An order consistent with this memorandum shall enter.

. T.C.A. § 28-3-104 provides in pertinent part:

(a) The following actions shall be commenced within one (1) year after the cause of action accrued: ... (1) Actions for libel, for injuries to the person, false imprisonment, malicious prosecution, [or] breach of marriage promise. ...

T.C.A. § 28-3-104 (Michie Supp.1996).

. Provided of course that the second action has been brought within one year of voluntary dismissal in accordance with the savings statute.

. In its memorandum, Defendant attempts to disparage Plaintiffs’ reliance upon Logan v. Whit-more by asserting that, as an unreported decision, it lacks precedential value and its use is not contemplated by the local rules of the Middle District of Tennessee. (Def.’s Mem. in Supp.

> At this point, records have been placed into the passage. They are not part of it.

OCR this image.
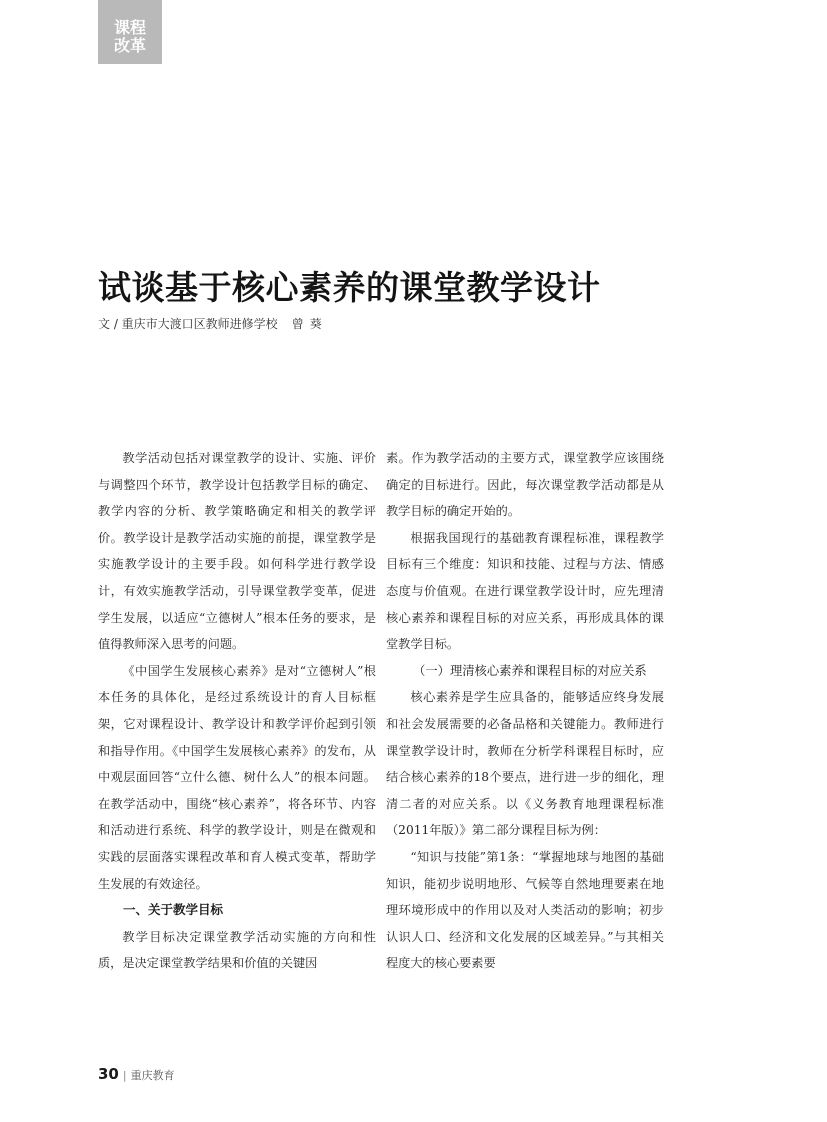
课程
改革
试谈基于核心素养的课堂教学设计
文 / 重庆市大渡口区教师进修学校 曾葵

教学活动包括对课堂教学的设计、实施、评价与调整四个环节，教学设计包括教学目标的确定、教学内容的分析、教学策略确定和相关的教学评价。教学设计是教学活动实施的前提，课堂教学是实施教学设计的主要手段。如何科学进行教学设计，有效实施教学活动，引导课堂教学变革，促进学生发展，以适应“立德树人”根本任务的要求，是值得教师深入思考的问题。

《中国学生发展核心素养》是对“立德树人”根本任务的具体化，是经过系统设计的育人目标框架，它对课程设计、教学设计和教学评价起到引领和指导作用。《中国学生发展核心素养》的发布，从中观层面回答“立什么德、树什么人”的根本问题。在教学活动中，围绕“核心素养”，将各环节、内容和活动进行系统、科学的教学设计，则是在微观和实践的层面落实课程改革和育人模式变革，帮助学生发展的有效途径。

一、关于教学目标

教学目标决定课堂教学活动实施的方向和性质，是决定课堂教学结果和价值的关键因

素。作为教学活动的主要方式，课堂教学应该围绕确定的目标进行。因此，每次课堂教学活动都是从教学目标的确定开始的。

根据我国现行的基础教育课程标准，课程教学目标有三个维度：知识和技能、过程与方法、情感态度与价值观。在进行课堂教学设计时，应先理清核心素养和课程目标的对应关系，再形成具体的课堂教学目标。

（一）理清核心素养和课程目标的对应关系

核心素养是学生应具备的，能够适应终身发展和社会发展需要的必备品格和关键能力。教师进行课堂教学设计时，教师在分析学科课程目标时，应结合核心素养的18个要点，进行进一步的细化，理清二者的对应关系。以《义务教育地理课程标准（2011年版）》第二部分课程目标为例：

“知识与技能”第1条：“掌握地球与地图的基础知识，能初步说明地形、气候等自然地理要素在地理环境形成中的作用以及对人类活动的影响；初步认识人口、经济和文化发展的区域差异。”与其相关程度大的核心要素要

30 | 重庆教育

Mot. to Dismiss at 2.) The Court makes two observations in this regard. First, when sitting in diversity jurisdiction, the district courts must give due deference to the interpretation of state law by state courts. In this case, Logan is, both • procedurally and substantively, the most analogous case presented by the parties to the case at bar. The fact that it is an unreported decision is of little consequence because it is readily available on a widely-used electronic database. Moreover, although Local Rule 8(c)(3) provides that citations to reported state cases in briefs submitted to the Court should include parallel cites where available, this reference is not intended to bar or otherwise delimit the use of appropriate case law. Bluebook Rule 10.8.1(a) sets forth the standard citation guidelines for unreported opinions appearing in electronic databases. A Uniform System of Citation Rule 10.8.1, at 68 (16th ed.1996). Use of this rule by the parties in this matter has facilitated Court consideration of a significant opinion.